Lionel Estève: Jolie Pluie
TLmag spoke to Lionel Estève about his current exhibition, “Jolie Pluie,” on view at Grzegorzki Shows in Berlin, his ongoing fascination with rain, and why challenging situations often lead to the best results.
Invited by his good friend and artistic colleague, Gregor Hildebrandt, to do a show at his Berlin gallery, Grzegorzki Shows, Lionel Estève arrived in Berlin on a super rainy day in 2019 with the idea of visiting the space and experiencing the city – which he did, spending the weekend in all its wet and rainy winter glory. Back in his studio in Belgium, no small contender for intense rainy days, Estève was playing around in the studio. “I had the idea to do something like graffiti or drawing on the wall, but one that is fluid,” he says, and came to the idea of bending thin wire rods in the shape of rain drops – perhaps a sub-conscious act considering the weather, but also one that is closely connected to his body of work that has explored ideas of landscape, weather, impermanence and natural elements for over two-decades.

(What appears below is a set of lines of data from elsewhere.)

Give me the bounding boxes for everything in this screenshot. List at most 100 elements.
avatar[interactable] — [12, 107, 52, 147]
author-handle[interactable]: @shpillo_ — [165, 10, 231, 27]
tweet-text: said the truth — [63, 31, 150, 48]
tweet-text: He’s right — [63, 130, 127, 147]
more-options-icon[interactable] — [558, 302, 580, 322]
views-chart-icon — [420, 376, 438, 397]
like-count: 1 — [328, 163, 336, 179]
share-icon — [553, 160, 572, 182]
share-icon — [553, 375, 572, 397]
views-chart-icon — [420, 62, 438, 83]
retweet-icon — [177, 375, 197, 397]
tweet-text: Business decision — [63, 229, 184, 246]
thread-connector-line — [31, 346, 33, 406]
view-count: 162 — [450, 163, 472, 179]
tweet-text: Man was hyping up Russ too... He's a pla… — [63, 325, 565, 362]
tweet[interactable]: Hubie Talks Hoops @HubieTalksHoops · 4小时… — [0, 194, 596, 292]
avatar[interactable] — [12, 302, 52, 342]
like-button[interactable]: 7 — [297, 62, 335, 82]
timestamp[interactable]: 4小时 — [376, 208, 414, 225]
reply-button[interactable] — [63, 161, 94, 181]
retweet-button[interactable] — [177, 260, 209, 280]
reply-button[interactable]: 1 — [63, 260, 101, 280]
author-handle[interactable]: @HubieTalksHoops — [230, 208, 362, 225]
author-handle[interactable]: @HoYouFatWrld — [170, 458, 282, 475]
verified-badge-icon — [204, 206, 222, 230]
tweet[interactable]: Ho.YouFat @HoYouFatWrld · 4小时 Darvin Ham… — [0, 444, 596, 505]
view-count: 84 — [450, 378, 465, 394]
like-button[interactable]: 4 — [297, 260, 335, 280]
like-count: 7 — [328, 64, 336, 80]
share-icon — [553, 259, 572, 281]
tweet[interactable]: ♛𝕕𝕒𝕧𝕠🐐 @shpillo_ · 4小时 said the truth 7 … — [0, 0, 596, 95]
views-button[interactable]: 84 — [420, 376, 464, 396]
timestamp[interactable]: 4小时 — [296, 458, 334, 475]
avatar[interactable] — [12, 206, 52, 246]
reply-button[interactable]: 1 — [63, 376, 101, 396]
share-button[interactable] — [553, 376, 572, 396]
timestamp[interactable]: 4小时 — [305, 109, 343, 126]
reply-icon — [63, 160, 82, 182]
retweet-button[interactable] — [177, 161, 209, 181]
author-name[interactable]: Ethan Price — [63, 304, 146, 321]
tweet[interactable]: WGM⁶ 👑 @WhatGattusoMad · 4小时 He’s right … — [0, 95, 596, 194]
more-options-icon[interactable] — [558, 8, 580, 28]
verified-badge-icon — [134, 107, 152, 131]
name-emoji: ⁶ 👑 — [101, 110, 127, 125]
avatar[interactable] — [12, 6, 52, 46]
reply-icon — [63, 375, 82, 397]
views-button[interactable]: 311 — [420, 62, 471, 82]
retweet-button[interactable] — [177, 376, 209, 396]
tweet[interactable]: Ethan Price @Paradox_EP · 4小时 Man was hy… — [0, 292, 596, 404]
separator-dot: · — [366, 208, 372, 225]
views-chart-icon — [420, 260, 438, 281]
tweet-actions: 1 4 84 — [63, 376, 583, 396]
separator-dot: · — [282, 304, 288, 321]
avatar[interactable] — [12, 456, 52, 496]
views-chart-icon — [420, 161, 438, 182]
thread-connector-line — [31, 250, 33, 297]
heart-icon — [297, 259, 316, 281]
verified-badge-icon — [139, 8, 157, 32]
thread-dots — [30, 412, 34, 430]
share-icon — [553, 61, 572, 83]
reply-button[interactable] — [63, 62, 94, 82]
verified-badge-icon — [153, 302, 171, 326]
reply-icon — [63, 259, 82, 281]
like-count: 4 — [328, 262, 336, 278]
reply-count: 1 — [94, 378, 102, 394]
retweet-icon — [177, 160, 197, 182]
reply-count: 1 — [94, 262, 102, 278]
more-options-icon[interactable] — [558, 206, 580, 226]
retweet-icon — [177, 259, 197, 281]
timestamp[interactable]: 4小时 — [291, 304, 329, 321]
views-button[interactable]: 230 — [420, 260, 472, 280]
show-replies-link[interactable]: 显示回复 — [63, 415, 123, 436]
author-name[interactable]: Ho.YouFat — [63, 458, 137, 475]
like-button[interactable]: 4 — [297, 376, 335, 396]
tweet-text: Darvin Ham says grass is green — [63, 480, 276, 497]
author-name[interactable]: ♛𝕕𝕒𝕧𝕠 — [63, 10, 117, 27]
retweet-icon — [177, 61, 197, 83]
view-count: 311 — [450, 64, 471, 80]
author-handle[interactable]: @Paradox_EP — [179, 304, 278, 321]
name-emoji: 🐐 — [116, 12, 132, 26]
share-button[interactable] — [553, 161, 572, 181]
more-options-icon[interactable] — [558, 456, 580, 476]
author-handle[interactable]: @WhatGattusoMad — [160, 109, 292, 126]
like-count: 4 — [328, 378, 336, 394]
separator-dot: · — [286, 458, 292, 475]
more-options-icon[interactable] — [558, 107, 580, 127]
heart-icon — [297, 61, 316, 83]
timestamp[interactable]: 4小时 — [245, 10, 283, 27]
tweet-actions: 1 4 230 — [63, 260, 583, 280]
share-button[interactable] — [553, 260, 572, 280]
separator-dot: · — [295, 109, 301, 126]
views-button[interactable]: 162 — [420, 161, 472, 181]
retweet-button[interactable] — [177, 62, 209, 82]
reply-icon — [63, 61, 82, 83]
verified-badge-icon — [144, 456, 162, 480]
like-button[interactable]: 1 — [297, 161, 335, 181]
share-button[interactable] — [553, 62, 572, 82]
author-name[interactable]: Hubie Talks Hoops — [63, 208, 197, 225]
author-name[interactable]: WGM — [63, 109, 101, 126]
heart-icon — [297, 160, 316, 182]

For the exhibition, Estève made nearly 3,000 thin wire drops, spray painting half of them a bright neon color and the other half a dull, darker one, with the idea of installing them across the walls of the gallery to create an immersive experience. After a 2-year Covid delay, “Jolie Pluie” (Beautiful Rain) opened on March 18 at Grzegorzki Shows. “Because this was a new installation, I had no idea what it was going to look like and we spent a few days installing the work,” says Estève. The gallery is part of a large former brewery built in the 1920s, and the exhibition space was once the room for the entrance guards. It’s a small space, nearly windowless and the walls are solid concrete, posing a problem of holding the pins that the drops were meant to hang on. But Estève likes this challenge, of working within the context of the space and adapting onsite to its quirks and surprises, or “turning something bad into something good,” as he says. So rather than hanging them on the wall, the drops were pinned onto thin planks of painted white wood, which were then placed against the wall in a somewhat improvisational way, but still creating that kinetic, vibrant, and timeless experience that he intended.
“I [also] like the idea of these drops as detachable graffiti, almost the opposite of an in situ work. Just like the rain, they are only temporary and go for a spin in accordance with the wind; they can land more or less everywhere, and even multiply in several places at the same time,” says Estève. Like a window full of drops after a heavy rain, just before the sun or wind pushes it aside, “Jolie Pluie” captures that fleeting moment of beauty in an unexpected and surprising way.